3. Find and eliminate inconsistencies

We all know it. We don’t mean evil, but inconsistencies in the documentation are a common drawback of human work. We get tired, and we use the full term in one location, but an abbreviation without an explanation in another location. Some authors write numbers from one to twelve as words, others as figures.

Generative AI can detect all of that for you:

  • “Create a list of abbreviations, use the abbreviations in all texts, and place a reference to the list of abbreviations.”
  • “Make sure all numbers from one to twelve are written as words, and make all changes autonomously.”

4. Find and notify non-conformities

If you link your ISO 9001 / 27001 documentation to the underlying norm paragraphs and controls, tracking norm changes automatically doesn’t need AI.

However, checking whether each norm paragraph and control is properly described in your ISO 9001 / 27001 documentation, can be simplified using generative AI tools:

  • “How have other companies of our size and in our industry described their risk management process?”
  • “Is one of my process documents missing the link to our risk management process?”

The Challenges

Now for the hard part. AI is not a solution to all the problems, or at least not yet. Today’s generative AI tools are bad at creating new knowledge because they rely on training through vast amounts of text data that are publicly available.

Well, I guess your internal processes are not public knowledge. And I hope there is more than just the process descriptions in your QMS and ISMS.

Let’s look at some of those challenges.

1. Processes vs. team structure

Legend has it that when your company grows, your team needs more resources. Whilst that is certainly true in functions like customer success or customer support, let me share a secret with you:

Sometimes, it helps to have fewer people on your team.

At 30–50 people, you don’t need a full-time QM or CISO. You don’t need six people on your executive team. And you certainly don’t need a finance guy who prepares tons of Excel sheets, the CEO can do finance himself.

Parkinson’s Law at its finest. You need fewer chiefs, but more Indians. When things go badly, don’t hire an additional manager. It’s better to fire a manager, not replace him, and organize the work more efficiently.

Tell me how today’s AI tools can adapt your processes to the true needs of your organization, and how those tools will be able to spot inefficiencies due to the different actions and behaviors of your team members.

2. Processes vs. communication

Writing down processes is easy. But they only ever are effective when an organization’s leaders can communicate them to their teams.

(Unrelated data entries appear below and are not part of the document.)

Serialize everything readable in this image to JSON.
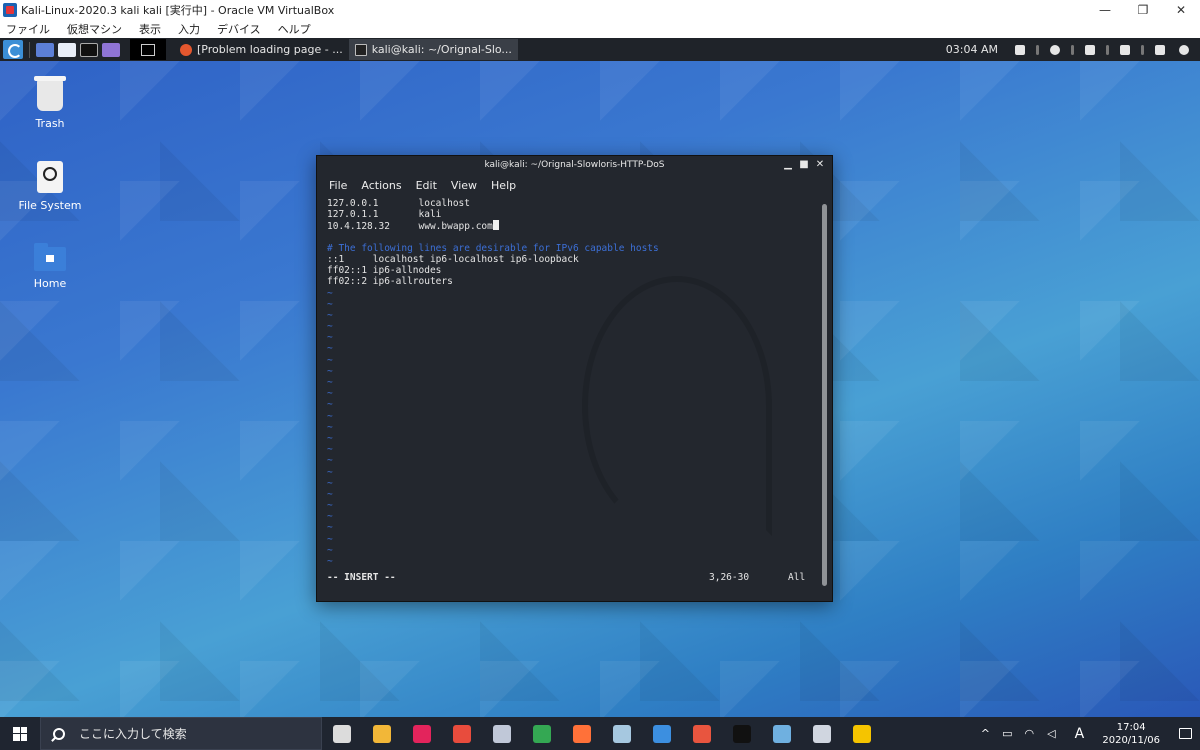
{
  "vbox": {
    "title": "Kali-Linux-2020.3 kali kali [実行中] - Oracle VM VirtualBox",
    "menu": [
      "ファイル",
      "仮想マシン",
      "表示",
      "入力",
      "デバイス",
      "ヘルプ"
    ],
    "controls": {
      "minimize": "—",
      "restore": "❐",
      "close": "✕"
    }
  },
  "kali_panel": {
    "tasks": [
      {
        "label": "[Problem loading page - ...",
        "icon": "firefox-icon"
      },
      {
        "label": "kali@kali: ~/Orignal-Slo...",
        "icon": "terminal-icon"
      }
    ],
    "clock": "03:04 AM"
  },
  "desktop": {
    "icons": [
      {
        "label": "Trash",
        "icon": "trash-icon"
      },
      {
        "label": "File System",
        "icon": "drive-icon"
      },
      {
        "label": "Home",
        "icon": "home-folder-icon"
      }
    ]
  },
  "terminal": {
    "title": "kali@kali: ~/Orignal-Slowloris-HTTP-DoS",
    "controls": {
      "minimize": "▁",
      "maximize": "■",
      "close": "✕"
    },
    "menu": [
      "File",
      "Actions",
      "Edit",
      "View",
      "Help"
    ],
    "lines": [
      "127.0.0.1       localhost",
      "127.0.1.1       kali",
      "10.4.128.32     www.bwapp.com",
      "",
      "# The following lines are desirable for IPv6 capable hosts",
      "::1     localhost ip6-localhost ip6-loopback",
      "ff02::1 ip6-allnodes",
      "ff02::2 ip6-allrouters"
    ],
    "tilde": "~",
    "tilde_count": 25,
    "status": {
      "mode": "-- INSERT --",
      "position": "3,26-30",
      "percent": "All"
    }
  },
  "win_taskbar": {
    "search_placeholder": "ここに入力して検索",
    "tray": {
      "up_arrow": "^",
      "ime": "A"
    },
    "time": "17:04",
    "date": "2020/11/06",
    "app_colors": [
      "#dcdcdc",
      "#f2b738",
      "#e3245c",
      "#e84c3d",
      "#c0c8d8",
      "#34a853",
      "#ff7139",
      "#a6c8e0",
      "#3c8fe0",
      "#e8553f",
      "#111111",
      "#6fb0e0",
      "#d0d6e0",
      "#f5c400"
    ]
  }
}
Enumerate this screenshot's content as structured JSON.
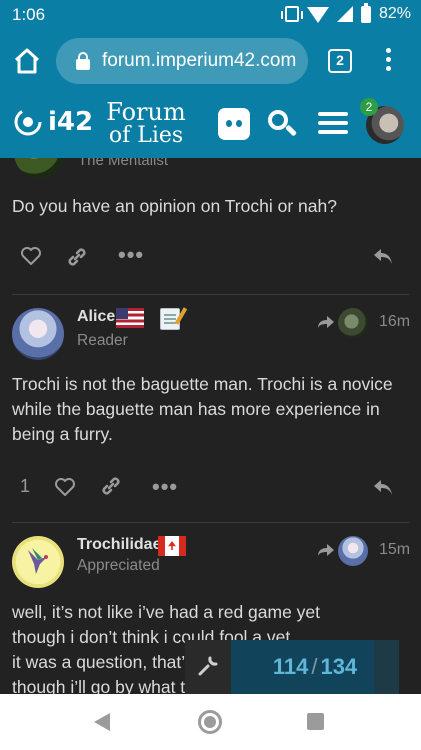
{
  "status_bar": {
    "time": "1:06",
    "battery": "82%"
  },
  "browser": {
    "url": "forum.imperium42.com",
    "tab_count": "2"
  },
  "forum_header": {
    "logo_i42": "i42",
    "logo_line1": "Forum",
    "logo_line2": "of Lies",
    "notification_count": "2"
  },
  "posts": [
    {
      "author_title": "The Mentalist",
      "text": "Do you have an opinion on Trochi or nah?"
    },
    {
      "author": "Alice",
      "author_title": "Reader",
      "time": "16m",
      "likes": "1",
      "text": "Trochi is not the baguette man. Trochi is a novice while the baguette man has more experience in being a furry."
    },
    {
      "author": "Trochilidae",
      "author_title": "Appreciated",
      "time": "15m",
      "lines": [
        "well, it’s not like i’ve had a red game yet",
        "though i don’t think i could fool a vet",
        "it was a question, that’",
        "though i’ll go by what t"
      ]
    }
  ],
  "progress": {
    "current": "114",
    "separator": "/",
    "total": "134",
    "fraction": 0.8507
  },
  "colors": {
    "brand": "#0a7ea4",
    "background": "#222222",
    "progress_text": "#5fb6d8"
  }
}
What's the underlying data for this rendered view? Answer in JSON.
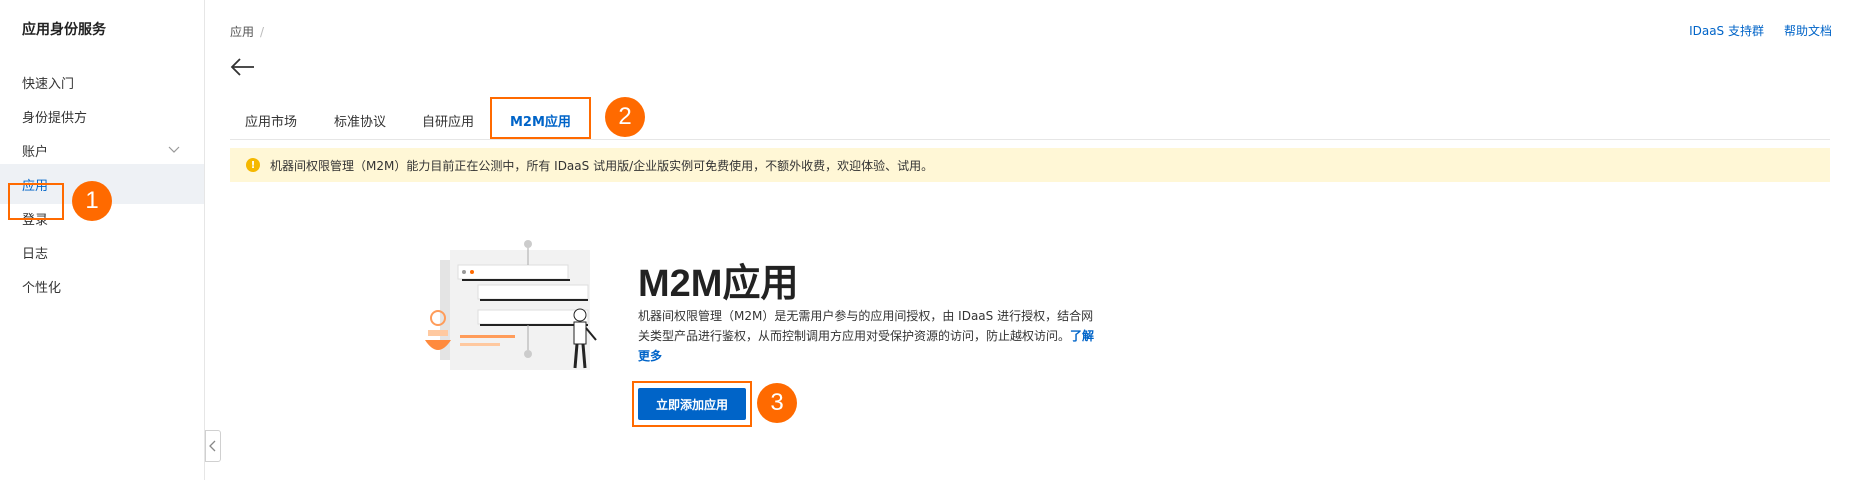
{
  "sidebar": {
    "title": "应用身份服务",
    "items": [
      {
        "label": "快速入门"
      },
      {
        "label": "身份提供方"
      },
      {
        "label": "账户"
      },
      {
        "label": "应用"
      },
      {
        "label": "登录"
      },
      {
        "label": "日志"
      },
      {
        "label": "个性化"
      }
    ],
    "active_item": "应用"
  },
  "breadcrumb": {
    "item": "应用",
    "separator": "/"
  },
  "header_links": {
    "support_group": "IDaaS 支持群",
    "help_docs": "帮助文档"
  },
  "tabs": [
    {
      "label": "应用市场"
    },
    {
      "label": "标准协议"
    },
    {
      "label": "自研应用"
    },
    {
      "label": "M2M应用"
    }
  ],
  "active_tab": "M2M应用",
  "notice": {
    "text": "机器间权限管理（M2M）能力目前正在公测中，所有 IDaaS 试用版/企业版实例可免费使用，不额外收费，欢迎体验、试用。"
  },
  "hero": {
    "title": "M2M应用",
    "description": "机器间权限管理（M2M）是无需用户参与的应用间授权，由 IDaaS 进行授权，结合网关类型产品进行鉴权，从而控制调用方应用对受保护资源的访问，防止越权访问。",
    "learn_more": "了解更多",
    "cta_label": "立即添加应用"
  },
  "step_badges": [
    "1",
    "2",
    "3"
  ],
  "colors": {
    "primary": "#0064c8",
    "highlight": "#ff6a00",
    "notice_bg": "#fff7d6",
    "warn": "#f5b800"
  },
  "icons": [
    "back-arrow-icon",
    "chevron-down-icon",
    "collapse-left-icon",
    "warning-icon"
  ]
}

Whilst productivity guys swear by working asynchronously, which often means writing tons of documents and emails, I’m afraid there is no way around talking to each other.

That’s why you need leaders. One of their primary tasks is to make sure people talk to each other rather than write to each other. What sounds simple is a never-ending marathon. And I am sure no AI tool of our times can take over this difficult and tedious task (yet) from human leaders.

3. Process vs. real world

Processes shouldn’t be carved in stone but adapted if and when the organization evolves. Processes also need to make sense for your specific activities, and it’s often when an organization evolves that processes don’t make sense anymore.

AI tools and humans share the problem that they struggle to make sense of the real world. How many silly processes and stupid rules exist in our world?

And now on to the final question: Are those humans who came up with those silly processes and stupid rules able to create AI tools that will eventually eliminate all that red tape and generate not just process documentation, but effective and efficient processes?